Strindberg no fue indiferente a esas proposiciones que se desprendían del mundo freudiano. Sin embargo, las perspectivas sobre las relaciones con la parentalidad, el poder del padre, la cuestión del Edipo, el problema de los celos, la misoginia como expresión de una homosexualidad no manifiesta, sus sugerencias en torno al polimorfismo homosexual que reina en las relaciones entre los sexos, su angustiada diferenciación..., están presentes desde fines de la década de los setenta en el siglo XIX y se expresan en piezas que son indispensables de su teatro.
Las extensas biografías, estudios e investigaciones documentales que continúan en expansión en la literatura sueca nos enfrentan a un Strindberg inabarcable.

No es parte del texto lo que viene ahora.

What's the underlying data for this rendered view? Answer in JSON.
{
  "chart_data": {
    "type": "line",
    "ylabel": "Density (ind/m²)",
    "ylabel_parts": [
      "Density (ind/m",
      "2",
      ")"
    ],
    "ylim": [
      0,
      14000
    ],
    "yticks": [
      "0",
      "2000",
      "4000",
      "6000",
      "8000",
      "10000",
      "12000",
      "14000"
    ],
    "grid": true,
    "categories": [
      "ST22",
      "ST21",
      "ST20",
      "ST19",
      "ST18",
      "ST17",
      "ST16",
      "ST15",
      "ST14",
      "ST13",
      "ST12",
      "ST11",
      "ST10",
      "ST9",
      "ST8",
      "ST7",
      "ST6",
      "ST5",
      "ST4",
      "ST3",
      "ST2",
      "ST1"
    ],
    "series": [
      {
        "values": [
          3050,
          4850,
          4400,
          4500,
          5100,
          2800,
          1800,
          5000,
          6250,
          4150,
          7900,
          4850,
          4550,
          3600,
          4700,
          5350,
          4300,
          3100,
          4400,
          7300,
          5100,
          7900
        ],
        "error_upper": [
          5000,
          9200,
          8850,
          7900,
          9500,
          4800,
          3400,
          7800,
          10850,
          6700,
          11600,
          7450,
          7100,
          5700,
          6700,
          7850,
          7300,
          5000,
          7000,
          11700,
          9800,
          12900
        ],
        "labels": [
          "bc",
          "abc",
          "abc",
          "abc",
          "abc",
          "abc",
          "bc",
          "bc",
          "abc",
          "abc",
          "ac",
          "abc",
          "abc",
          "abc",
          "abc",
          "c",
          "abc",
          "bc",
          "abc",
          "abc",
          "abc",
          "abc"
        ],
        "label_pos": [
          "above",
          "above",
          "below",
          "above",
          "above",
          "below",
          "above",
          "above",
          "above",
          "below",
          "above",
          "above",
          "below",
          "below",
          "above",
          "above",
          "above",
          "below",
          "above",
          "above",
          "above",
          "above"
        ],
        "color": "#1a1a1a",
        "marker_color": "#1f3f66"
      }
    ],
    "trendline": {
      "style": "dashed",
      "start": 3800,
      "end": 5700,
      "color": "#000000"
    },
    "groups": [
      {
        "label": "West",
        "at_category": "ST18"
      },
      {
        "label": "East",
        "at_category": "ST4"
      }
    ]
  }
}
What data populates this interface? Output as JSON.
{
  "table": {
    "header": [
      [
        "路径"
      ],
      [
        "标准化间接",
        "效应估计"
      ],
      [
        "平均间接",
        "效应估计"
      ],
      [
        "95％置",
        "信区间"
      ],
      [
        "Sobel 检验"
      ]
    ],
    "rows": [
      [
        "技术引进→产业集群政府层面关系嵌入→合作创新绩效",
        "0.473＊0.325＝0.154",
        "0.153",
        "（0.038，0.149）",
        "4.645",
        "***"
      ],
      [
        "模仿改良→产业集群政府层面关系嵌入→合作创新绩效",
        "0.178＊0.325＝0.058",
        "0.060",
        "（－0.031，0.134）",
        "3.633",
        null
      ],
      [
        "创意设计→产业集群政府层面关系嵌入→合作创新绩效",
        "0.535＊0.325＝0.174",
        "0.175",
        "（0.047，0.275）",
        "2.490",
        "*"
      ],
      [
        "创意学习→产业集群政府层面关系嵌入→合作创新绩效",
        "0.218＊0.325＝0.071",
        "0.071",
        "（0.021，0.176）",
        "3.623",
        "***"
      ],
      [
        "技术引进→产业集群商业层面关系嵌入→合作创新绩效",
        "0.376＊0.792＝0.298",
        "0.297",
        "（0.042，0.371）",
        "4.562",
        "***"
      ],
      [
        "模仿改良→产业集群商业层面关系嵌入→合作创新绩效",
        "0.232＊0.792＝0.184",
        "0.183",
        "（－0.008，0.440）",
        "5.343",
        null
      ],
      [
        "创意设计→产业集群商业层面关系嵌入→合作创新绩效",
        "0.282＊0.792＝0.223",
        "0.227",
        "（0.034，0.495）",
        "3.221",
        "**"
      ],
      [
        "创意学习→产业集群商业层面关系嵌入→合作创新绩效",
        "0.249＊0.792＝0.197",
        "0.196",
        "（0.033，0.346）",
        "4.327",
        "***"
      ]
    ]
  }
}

Si la producción periodística requeriría varios tomos, la narrativa no se queda atrás y el ensayo ocupa un territorio intermedio entre el apunte, la idea y el aforismo propiamente dicho; es decir, pensando en esa tradición donde el género está a medias entre el poema filosófico y la meditación.
Este centenario de su muerte es sólo un recordatorio de su pasión inextinguible, de la potencia de una imaginación plena de legados en todos los órdenes del pensamiento. El teatro le debe mucho y suenan como propias sus búsquedas, sus palabras sabias y visionarias sobre nuestra escena.